How the gut microbiome supports iron uptake by intestinal regulatory T-cells

In a recent study published in the journal Nature Communications, researchers report that gut microbiota contributes to intestinal T-cell homeostasis by producing pentanoate, a short-chain fatty acid (SCFA) that promotes the uptake of intracellular iron required for the differentiation of regulatory T-cells.

Study: Microbiota assisted iron uptake promotes immune tolerance in the intestine. Image Credit: Marko Aliaksandr / Shutterstock.com

Background

Optimal iron levels are essential for immune system function, with many immune disorders linked to iron overloads or deficiencies. For example, Crohn’s disease, ulcerative colitis, and inflammatory bowel diseases (IBD) are associated with low iron levels due to dysbiosis in the gut microbiome, inflammatory responses, and intestinal lumen bleeding. Some studies have reported an inverse relationship between IBD progression and iron levels.

Iron-responsive elements (IREs) found in the 5´ or 3´ untranslated region of iron homeostasis genes are also involved in the response of cells to environmental stimuli. IREs are also present in genes that are not involved in iron homeostasis.

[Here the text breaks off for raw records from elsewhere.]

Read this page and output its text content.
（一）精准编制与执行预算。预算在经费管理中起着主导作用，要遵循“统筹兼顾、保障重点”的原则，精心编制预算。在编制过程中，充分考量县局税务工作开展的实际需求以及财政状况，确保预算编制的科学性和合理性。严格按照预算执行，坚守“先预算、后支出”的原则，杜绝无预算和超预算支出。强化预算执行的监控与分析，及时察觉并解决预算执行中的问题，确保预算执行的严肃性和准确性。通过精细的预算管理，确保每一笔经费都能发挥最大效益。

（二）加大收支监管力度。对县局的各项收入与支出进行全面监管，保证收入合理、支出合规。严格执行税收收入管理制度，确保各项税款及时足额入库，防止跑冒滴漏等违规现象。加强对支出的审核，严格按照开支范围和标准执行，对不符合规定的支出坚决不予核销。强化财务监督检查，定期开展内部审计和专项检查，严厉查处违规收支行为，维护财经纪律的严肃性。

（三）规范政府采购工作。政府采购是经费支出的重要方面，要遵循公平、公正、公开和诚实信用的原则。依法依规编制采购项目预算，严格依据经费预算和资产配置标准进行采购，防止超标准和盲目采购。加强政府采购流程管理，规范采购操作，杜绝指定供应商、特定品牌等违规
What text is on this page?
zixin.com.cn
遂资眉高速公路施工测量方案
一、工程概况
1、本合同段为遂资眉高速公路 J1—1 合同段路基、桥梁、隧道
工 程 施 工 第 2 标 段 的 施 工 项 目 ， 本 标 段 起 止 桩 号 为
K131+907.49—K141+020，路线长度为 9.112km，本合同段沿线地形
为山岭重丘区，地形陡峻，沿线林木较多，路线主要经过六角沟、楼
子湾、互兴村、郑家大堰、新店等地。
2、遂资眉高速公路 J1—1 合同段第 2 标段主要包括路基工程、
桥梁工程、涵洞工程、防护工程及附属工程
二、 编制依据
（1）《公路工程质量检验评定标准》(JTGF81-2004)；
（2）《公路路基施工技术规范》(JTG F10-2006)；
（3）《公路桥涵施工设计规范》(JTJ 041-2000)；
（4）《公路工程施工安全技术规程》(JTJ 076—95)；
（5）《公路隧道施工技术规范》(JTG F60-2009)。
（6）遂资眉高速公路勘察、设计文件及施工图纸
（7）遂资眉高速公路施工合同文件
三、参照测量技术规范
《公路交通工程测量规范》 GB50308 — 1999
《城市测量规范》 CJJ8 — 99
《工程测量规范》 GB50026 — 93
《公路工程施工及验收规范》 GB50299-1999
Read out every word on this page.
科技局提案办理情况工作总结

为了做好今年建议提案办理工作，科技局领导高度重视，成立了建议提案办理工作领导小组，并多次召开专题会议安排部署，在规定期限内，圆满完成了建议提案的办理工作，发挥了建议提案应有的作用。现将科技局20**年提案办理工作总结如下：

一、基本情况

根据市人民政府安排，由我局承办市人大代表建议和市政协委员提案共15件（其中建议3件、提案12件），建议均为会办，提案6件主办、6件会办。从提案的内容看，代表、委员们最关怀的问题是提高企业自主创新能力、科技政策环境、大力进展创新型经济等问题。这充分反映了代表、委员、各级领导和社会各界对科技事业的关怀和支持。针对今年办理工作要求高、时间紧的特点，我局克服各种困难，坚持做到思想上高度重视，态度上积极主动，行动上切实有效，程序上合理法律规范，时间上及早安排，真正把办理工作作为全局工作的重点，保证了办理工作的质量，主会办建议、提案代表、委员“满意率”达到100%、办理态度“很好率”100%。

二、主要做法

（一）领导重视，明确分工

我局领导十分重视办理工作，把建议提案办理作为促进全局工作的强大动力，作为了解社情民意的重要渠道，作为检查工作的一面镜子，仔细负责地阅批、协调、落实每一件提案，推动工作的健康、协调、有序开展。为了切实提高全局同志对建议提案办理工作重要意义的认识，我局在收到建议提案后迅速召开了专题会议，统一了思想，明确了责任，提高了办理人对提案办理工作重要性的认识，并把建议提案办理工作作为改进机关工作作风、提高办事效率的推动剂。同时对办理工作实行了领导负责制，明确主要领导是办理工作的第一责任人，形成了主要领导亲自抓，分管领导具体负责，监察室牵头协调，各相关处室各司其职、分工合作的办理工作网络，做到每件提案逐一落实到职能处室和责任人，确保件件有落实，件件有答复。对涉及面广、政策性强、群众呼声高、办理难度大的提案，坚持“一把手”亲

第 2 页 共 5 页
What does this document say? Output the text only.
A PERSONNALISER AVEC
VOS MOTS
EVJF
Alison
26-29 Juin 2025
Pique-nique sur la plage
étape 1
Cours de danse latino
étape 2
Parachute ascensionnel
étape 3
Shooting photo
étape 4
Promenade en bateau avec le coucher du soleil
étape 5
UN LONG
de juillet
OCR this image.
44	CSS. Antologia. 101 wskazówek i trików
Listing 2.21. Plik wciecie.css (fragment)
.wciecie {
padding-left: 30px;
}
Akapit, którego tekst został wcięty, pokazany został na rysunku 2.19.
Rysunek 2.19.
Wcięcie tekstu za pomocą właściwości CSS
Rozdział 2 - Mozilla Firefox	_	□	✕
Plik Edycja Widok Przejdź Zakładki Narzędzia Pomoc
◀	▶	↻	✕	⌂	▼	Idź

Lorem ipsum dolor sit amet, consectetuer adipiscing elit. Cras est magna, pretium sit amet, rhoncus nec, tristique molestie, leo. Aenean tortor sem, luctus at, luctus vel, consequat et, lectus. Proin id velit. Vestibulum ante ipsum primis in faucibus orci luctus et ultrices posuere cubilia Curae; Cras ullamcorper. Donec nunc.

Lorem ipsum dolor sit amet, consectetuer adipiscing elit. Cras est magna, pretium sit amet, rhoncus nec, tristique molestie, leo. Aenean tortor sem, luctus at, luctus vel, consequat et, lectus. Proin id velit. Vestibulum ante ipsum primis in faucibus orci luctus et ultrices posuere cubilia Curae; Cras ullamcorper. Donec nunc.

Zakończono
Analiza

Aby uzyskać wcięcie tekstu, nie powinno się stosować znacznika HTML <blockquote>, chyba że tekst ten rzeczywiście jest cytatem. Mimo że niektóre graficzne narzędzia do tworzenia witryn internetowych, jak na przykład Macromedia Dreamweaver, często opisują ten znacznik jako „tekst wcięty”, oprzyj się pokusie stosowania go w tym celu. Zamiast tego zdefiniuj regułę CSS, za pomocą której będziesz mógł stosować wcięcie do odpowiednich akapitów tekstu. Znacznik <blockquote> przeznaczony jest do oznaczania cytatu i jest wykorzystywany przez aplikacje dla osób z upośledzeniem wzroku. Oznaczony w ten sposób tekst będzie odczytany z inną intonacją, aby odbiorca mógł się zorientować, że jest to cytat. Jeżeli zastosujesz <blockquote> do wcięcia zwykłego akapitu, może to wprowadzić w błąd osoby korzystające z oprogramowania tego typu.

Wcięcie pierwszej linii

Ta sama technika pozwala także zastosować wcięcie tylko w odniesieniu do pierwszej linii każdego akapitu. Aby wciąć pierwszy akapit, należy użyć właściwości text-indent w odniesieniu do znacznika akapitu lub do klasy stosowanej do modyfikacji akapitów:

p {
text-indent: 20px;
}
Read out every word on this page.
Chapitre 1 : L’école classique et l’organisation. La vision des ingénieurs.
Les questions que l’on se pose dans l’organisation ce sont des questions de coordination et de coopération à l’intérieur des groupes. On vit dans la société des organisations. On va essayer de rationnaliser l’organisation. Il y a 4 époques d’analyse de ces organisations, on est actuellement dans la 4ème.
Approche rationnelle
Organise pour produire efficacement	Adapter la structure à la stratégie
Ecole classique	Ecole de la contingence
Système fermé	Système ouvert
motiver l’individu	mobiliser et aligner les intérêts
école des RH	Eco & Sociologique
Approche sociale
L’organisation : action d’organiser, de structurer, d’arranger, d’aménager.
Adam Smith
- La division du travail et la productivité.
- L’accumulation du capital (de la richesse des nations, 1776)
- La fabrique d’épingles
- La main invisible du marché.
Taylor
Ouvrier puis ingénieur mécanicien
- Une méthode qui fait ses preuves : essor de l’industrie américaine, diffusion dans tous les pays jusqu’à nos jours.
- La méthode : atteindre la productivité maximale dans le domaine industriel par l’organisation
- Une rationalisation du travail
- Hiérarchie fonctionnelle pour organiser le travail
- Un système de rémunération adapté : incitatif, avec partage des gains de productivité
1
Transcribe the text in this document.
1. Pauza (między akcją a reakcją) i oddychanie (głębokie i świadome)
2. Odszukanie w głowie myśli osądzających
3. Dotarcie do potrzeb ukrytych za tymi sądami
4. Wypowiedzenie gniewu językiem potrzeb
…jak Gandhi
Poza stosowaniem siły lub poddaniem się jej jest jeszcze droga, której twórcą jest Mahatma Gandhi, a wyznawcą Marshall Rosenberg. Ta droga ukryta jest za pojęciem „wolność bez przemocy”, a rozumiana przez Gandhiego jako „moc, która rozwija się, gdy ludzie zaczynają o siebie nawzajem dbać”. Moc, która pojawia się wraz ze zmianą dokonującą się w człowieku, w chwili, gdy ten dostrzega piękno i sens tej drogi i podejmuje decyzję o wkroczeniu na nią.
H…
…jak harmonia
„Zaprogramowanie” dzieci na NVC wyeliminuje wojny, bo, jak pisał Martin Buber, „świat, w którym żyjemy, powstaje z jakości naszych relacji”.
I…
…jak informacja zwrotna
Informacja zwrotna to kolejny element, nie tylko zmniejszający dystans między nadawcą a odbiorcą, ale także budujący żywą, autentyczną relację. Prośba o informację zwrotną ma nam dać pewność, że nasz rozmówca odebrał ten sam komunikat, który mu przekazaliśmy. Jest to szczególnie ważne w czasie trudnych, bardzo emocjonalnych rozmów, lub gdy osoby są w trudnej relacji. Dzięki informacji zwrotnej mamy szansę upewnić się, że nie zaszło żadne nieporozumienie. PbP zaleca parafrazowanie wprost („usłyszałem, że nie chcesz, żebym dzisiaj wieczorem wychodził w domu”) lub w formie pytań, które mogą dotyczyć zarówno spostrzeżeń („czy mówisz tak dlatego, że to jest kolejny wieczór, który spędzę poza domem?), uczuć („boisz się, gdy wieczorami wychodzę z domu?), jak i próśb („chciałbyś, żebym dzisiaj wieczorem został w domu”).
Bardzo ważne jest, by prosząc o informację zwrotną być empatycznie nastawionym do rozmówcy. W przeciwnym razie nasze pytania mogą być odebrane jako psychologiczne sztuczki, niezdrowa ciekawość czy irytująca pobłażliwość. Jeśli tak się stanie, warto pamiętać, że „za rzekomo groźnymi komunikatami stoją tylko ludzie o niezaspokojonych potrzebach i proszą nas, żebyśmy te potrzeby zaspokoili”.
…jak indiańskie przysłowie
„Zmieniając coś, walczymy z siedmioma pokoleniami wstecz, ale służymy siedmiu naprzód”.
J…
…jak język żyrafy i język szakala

Intestinal immune tolerance and self-tolerance are a function of regulatory T-cells that express the Foxp3 lineage transcription factor and are specialized helper T-cells. Regulatory T-cells acquire various other transcription factors and differentiate into effector regulatory T-cells (eTregs). Diverse subsets of eTregs are formed based on the transcription factors involved.

Regulatory T-cells in the intestines are involved in the maintenance of intestinal homeostasis and constantly interact with the gut microbiota for sustained specialized transcription factor expression.

About the study

Regulatory T-cells were subjected to depletion of the major iron transporter transferrin receptor 1 (TfR1) to examine the effect of an iron deficiency on immune tolerance and regulatory T-cells.

Female mice that were heterozygous for the Foxp3 gene were also examined to identify potential secondary impacts of T-cell activation in the development of lethal autoimmune diseases in TfR1-depleted mice. Single-cell ribonucleic acid (RNA) sequencing (scRNA seq) was conducted on the total regulatory T-cells isolated from these mice to determine the subsets of regulatory T-cells that were primarily dependent upon iron uptake mediated by TfR1.

Flow cytometry was used to validate the results of the scRNA seq analysis, which found a reduced percentage of regulatory T-cells expressing c-Maf, a transcription factor encoded by the musculoaponeurotic fibrosarcoma gene.

Bone marrow chimeric mice were then used to confirm the cell-autonomous role of TfR1 in the differentiation of regulatory T cells expressing c-Maf, which is thought to be dependent on intracellular iron. TfR1-deficient regulatory T-cells were then subjected to RNA seq to understand the transcriptional program mediated by TfR1 in regulatory T cells.

An unbiased transcriptome analysis of untreated and iron-stimulated induced regulatory T-cells was conducted to determine the mechanism through which c-Maf expression was promoted by iron.

Results

High intracellular iron levels were critical for the differentiation of regulatory T-cells in the intestine and promoted the expression of c-Maf and hypoxia-inducible factor 2-alpha (HIF-2α), both of which were essential for intestinal immune tolerance.

The rise in iron levels within intestinal regulatory T-cells was dependent on pentanoate produced by the gut microbiota. This was evident when regulatory T-cell defects in mice with depleted gut microbiota were rescued following the administration of pentanoate or iron.

The study findings suggest that reduced immune tolerance and iron deficiencies in patients with IBD could be alleviated by using pentanoate as a therapeutic agent. Pentanoate therapy appears to be a safer alternative to direct iron supplementation, which is often used to reduce IBD-associated anemia, as excess iron can cause an overgrowth of pathogenic gut bacteria and oxidative stress. Comparatively, pentanoate can modulate the procurement of iron and regulatory T-cell homeostasis, which alleviates intestinal inflammation and iron deficiency.

The commensal gut bacteria Megasphaera massiliensis are known to produce pentanoate. Thus, pentanoate therapy for IBD patients can be in the form of direct pentanoate supplementation or modulation of M. massiliensis.

Conclusions

Regulatory T-cell homeostasis in the intestine is dependent on intracellular iron levels, the uptake of which is promoted by pentanoate produced by gut bacteria. Pentanoate could potentially be used as a therapeutic agent to alleviate intestinal inflammation, iron deficiency, and low intestinal immune tolerance in IBD patients.